Not sure if I've understood correctly what you want, but I'm sitting here now using Clonezilla to image my root partition, before one of my 4-5 times yearly Arch (pacman -Syu) updates. It has been a very reliable & straightforward tool, in my experience.
Whilst Linux systems tend to be recoverable, sometimes it takes a whole lot of Googling, chrooting & patience.
You can save yourself a lot of time, sometimes, by having a current enough snapshot.
Of course, then you don't learn as much (fixing things).



Daniel Robinson <manipula@xxxxxxxxx> wrote:
As we learnt last night, Jessie will be stable in a few months time and so the particular application I want to use (Steam) will be working on a Debian stable release.

Things break when trying to update glibc and that sort of thing and my knowledge of Linux is not good enough to recover the OS when this sort of thing goes wrong.

Again, This is why I find snapshots the bast way to recover from such a disaster!


On 21 October 2013 12:55, Gordon Henderson <gordon+lug@xxxxxxxxxx> wrote:
On Mon, 21 Oct 2013, Daniel Robinson wrote:

Honestly, I'm a noobie using testing and experimental repositories, I break
it all of the time.
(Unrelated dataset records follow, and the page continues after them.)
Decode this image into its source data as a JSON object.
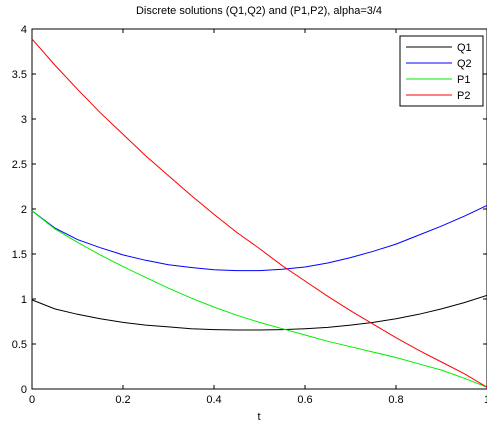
{
  "chart_data": {
    "type": "line",
    "title": "Discrete solutions (Q1,Q2) and (P1,P2), alpha=3/4",
    "xlabel": "t",
    "ylabel": "",
    "xlim": [
      0,
      1
    ],
    "ylim": [
      0,
      4
    ],
    "x_ticks": [
      "0",
      "0.2",
      "0.4",
      "0.6",
      "0.8",
      "1"
    ],
    "y_ticks": [
      "0",
      "0.5",
      "1",
      "1.5",
      "2",
      "2.5",
      "3",
      "3.5",
      "4"
    ],
    "grid": false,
    "legend_position": "top-right",
    "x": [
      0,
      0.05,
      0.1,
      0.15,
      0.2,
      0.25,
      0.3,
      0.35,
      0.4,
      0.45,
      0.5,
      0.55,
      0.6,
      0.65,
      0.7,
      0.75,
      0.8,
      0.85,
      0.9,
      0.95,
      1
    ],
    "series": [
      {
        "name": "Q1",
        "color": "#000000",
        "values": [
          0.99,
          0.89,
          0.83,
          0.78,
          0.74,
          0.71,
          0.69,
          0.67,
          0.66,
          0.655,
          0.655,
          0.66,
          0.67,
          0.685,
          0.71,
          0.74,
          0.78,
          0.83,
          0.89,
          0.96,
          1.04
        ]
      },
      {
        "name": "Q2",
        "color": "#0000ff",
        "values": [
          1.98,
          1.79,
          1.66,
          1.57,
          1.49,
          1.43,
          1.38,
          1.35,
          1.325,
          1.315,
          1.315,
          1.33,
          1.355,
          1.4,
          1.46,
          1.53,
          1.61,
          1.71,
          1.81,
          1.92,
          2.04
        ]
      },
      {
        "name": "P1",
        "color": "#00ee00",
        "values": [
          1.98,
          1.78,
          1.63,
          1.49,
          1.36,
          1.24,
          1.12,
          1.01,
          0.91,
          0.82,
          0.74,
          0.67,
          0.6,
          0.53,
          0.47,
          0.41,
          0.35,
          0.28,
          0.21,
          0.12,
          0.02
        ]
      },
      {
        "name": "P2",
        "color": "#ff0000",
        "values": [
          3.89,
          3.6,
          3.33,
          3.07,
          2.83,
          2.59,
          2.37,
          2.15,
          1.94,
          1.74,
          1.56,
          1.37,
          1.2,
          1.03,
          0.87,
          0.72,
          0.57,
          0.43,
          0.3,
          0.17,
          0.02
        ]
      }
    ]
  }
}
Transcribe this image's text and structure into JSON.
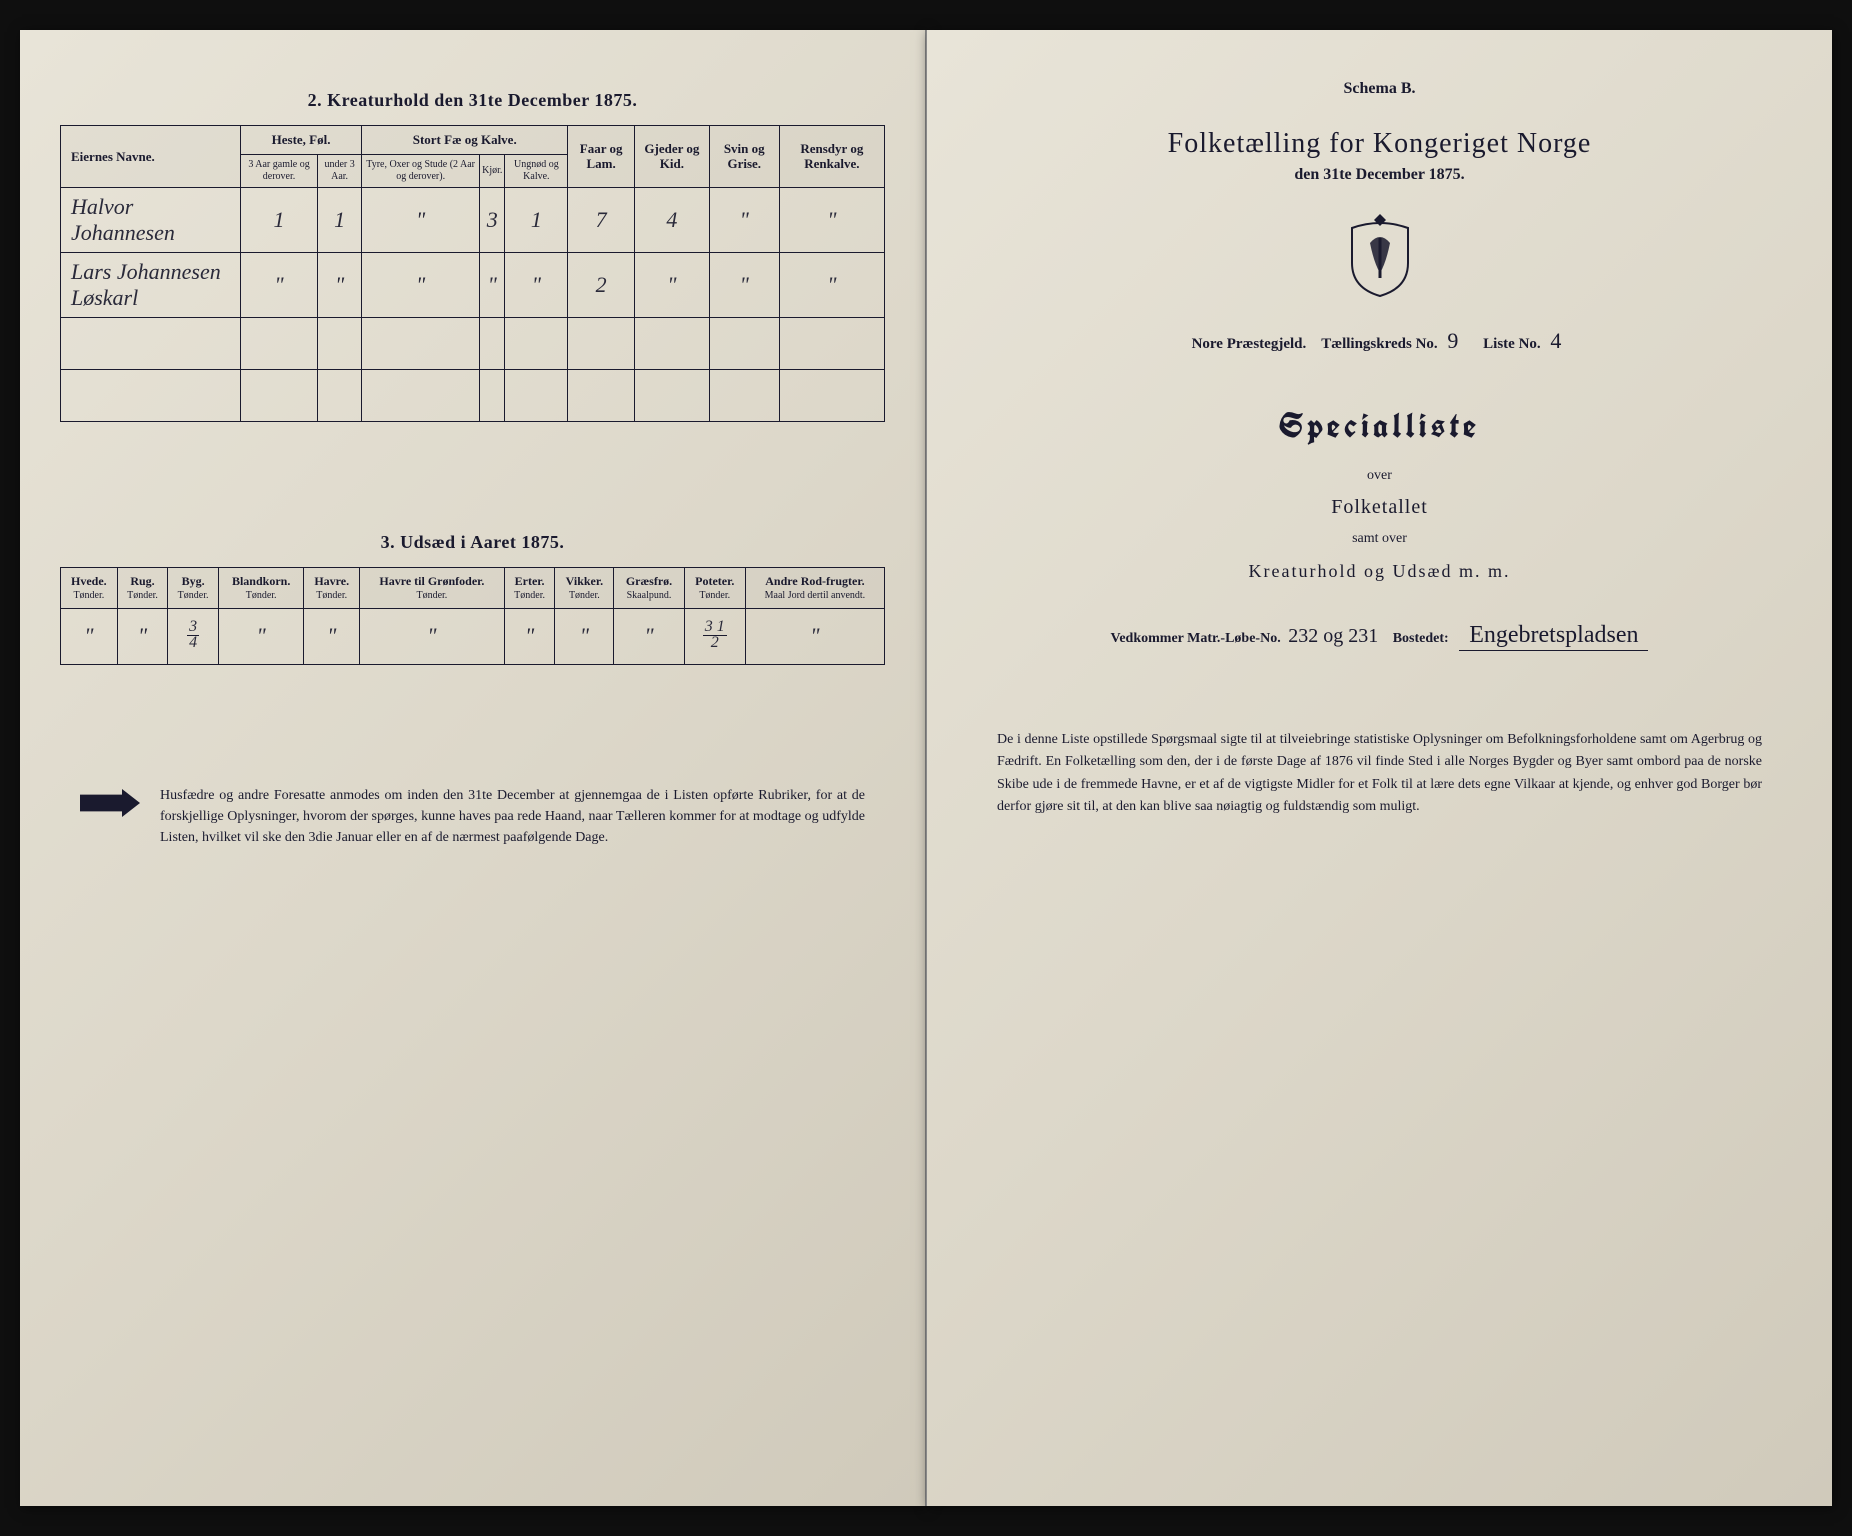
{
  "left": {
    "section2_title": "2.  Kreaturhold den 31te December 1875.",
    "table2": {
      "name_header": "Eiernes Navne.",
      "group_heste": "Heste, Føl.",
      "group_fae": "Stort Fæ og Kalve.",
      "col_faar": "Faar og Lam.",
      "col_gjeder": "Gjeder og Kid.",
      "col_svin": "Svin og Grise.",
      "col_ren": "Rensdyr og Renkalve.",
      "sub_heste1": "3 Aar gamle og derover.",
      "sub_heste2": "under 3 Aar.",
      "sub_fae1": "Tyre, Oxer og Stude (2 Aar og derover).",
      "sub_fae2": "Kjør.",
      "sub_fae3": "Ungnød og Kalve.",
      "rows": [
        {
          "name": "Halvor Johannesen",
          "c": [
            "1",
            "1",
            "\"",
            "3",
            "1",
            "7",
            "4",
            "\"",
            "\""
          ]
        },
        {
          "name": "Lars Johannesen Løskarl",
          "c": [
            "\"",
            "\"",
            "\"",
            "\"",
            "\"",
            "2",
            "\"",
            "\"",
            "\""
          ]
        }
      ]
    },
    "section3_title": "3.  Udsæd i Aaret 1875.",
    "table3": {
      "cols": [
        {
          "h": "Hvede.",
          "u": "Tønder."
        },
        {
          "h": "Rug.",
          "u": "Tønder."
        },
        {
          "h": "Byg.",
          "u": "Tønder."
        },
        {
          "h": "Blandkorn.",
          "u": "Tønder."
        },
        {
          "h": "Havre.",
          "u": "Tønder."
        },
        {
          "h": "Havre til Grønfoder.",
          "u": "Tønder."
        },
        {
          "h": "Erter.",
          "u": "Tønder."
        },
        {
          "h": "Vikker.",
          "u": "Tønder."
        },
        {
          "h": "Græsfrø.",
          "u": "Skaalpund."
        },
        {
          "h": "Poteter.",
          "u": "Tønder."
        },
        {
          "h": "Andre Rod-frugter.",
          "u": "Maal Jord dertil anvendt."
        }
      ],
      "row": [
        "\"",
        "\"",
        {
          "frac": [
            "3",
            "4"
          ]
        },
        "\"",
        "\"",
        "\"",
        "\"",
        "\"",
        "\"",
        {
          "frac": [
            "3 1",
            "2"
          ]
        },
        "\""
      ]
    },
    "note": "Husfædre og andre Foresatte anmodes om inden den 31te December at gjennemgaa de i Listen opførte Rubriker, for at de forskjellige Oplysninger, hvorom der spørges, kunne haves paa rede Haand, naar Tælleren kommer for at modtage og udfylde Listen, hvilket vil ske den 3die Januar eller en af de nærmest paafølgende Dage."
  },
  "right": {
    "schema": "Schema B.",
    "title": "Folketælling for Kongeriget Norge",
    "date_line": "den 31te December 1875.",
    "meta": {
      "praestegjeld_label": "Nore Præstegjeld.",
      "kreds_label": "Tællingskreds No.",
      "kreds_no": "9",
      "liste_label": "Liste No.",
      "liste_no": "4"
    },
    "specialliste": "Specialliste",
    "over": "over",
    "folketallet": "Folketallet",
    "samt_over": "samt over",
    "kreatur": "Kreaturhold og Udsæd m. m.",
    "vedkommer_label": "Vedkommer Matr.-Løbe-No.",
    "matr_no": "232 og 231",
    "bostedet_label": "Bostedet:",
    "bostedet": "Engebretspladsen",
    "bottom": "De i denne Liste opstillede Spørgsmaal sigte til at tilveiebringe statistiske Oplysninger om Befolkningsforholdene samt om Agerbrug og Fædrift.  En Folketælling som den, der i de første Dage af 1876 vil finde Sted i alle Norges Bygder og Byer samt ombord paa de norske Skibe ude i de fremmede Havne, er et af de vigtigste Midler for et Folk til at lære dets egne Vilkaar at kjende, og enhver god Borger bør derfor gjøre sit til, at den kan blive saa nøiagtig og fuldstændig som muligt."
  },
  "colors": {
    "ink": "#1a1a2e",
    "paper": "#ddd8ca"
  }
}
Having a snapshot that takes 30mins to build for me in
my working environment is by far the quickest and safest way (for me).

I have kind of answered my own question by using something called redo.
http://redobackup.org/

Never heard of it Âuntil now.


It is perfect for my needs, I was hoping that somebody here does backups in
this manner and would point me in the direction of something like this.
(Again I was wrong)

You need to work out why you need a backup and what you're actually backing up.

Using experimental distros, installing packages that "break" - well, you're in a tiny minority there (I reckon).

And since you're using Debian, I still don't see why you need to re-install when apt-get/aptitude/dpkg are supposed to take care if it all for you - if you install a new package, and it doesn't work, then just un-install it...

In my 20 years of using Linux I've not once destroyed an installation to the extent that I needed to restore the OS backup. I've had servers fail, but then I've done an install from scratch as part of the repair process. I also usually do an install from scratch when I get new hardware. (e.g. to upgrade my desktop)

But then I've always used Debian Stable since it was ... stable.


I do find commands and scripting still a bit frightening when it comes to
back up and restore but now have a recovery plan I feel comfortable and
accustomed to.

This now enables me to explore the other back up options with a safety net
in place just in case things go horribly wrong.

But thank you Gordon for taking the time and effort to reply to my topic, I
will now explore the options you have suggested. Thank you

Why not create virtual servers to test your experimental installs? Then it would be a simple matter of copying the filesystem tree (if it's at the filesystem level outside the VPS), or the single file that contains the VPS filesystem to make a backup.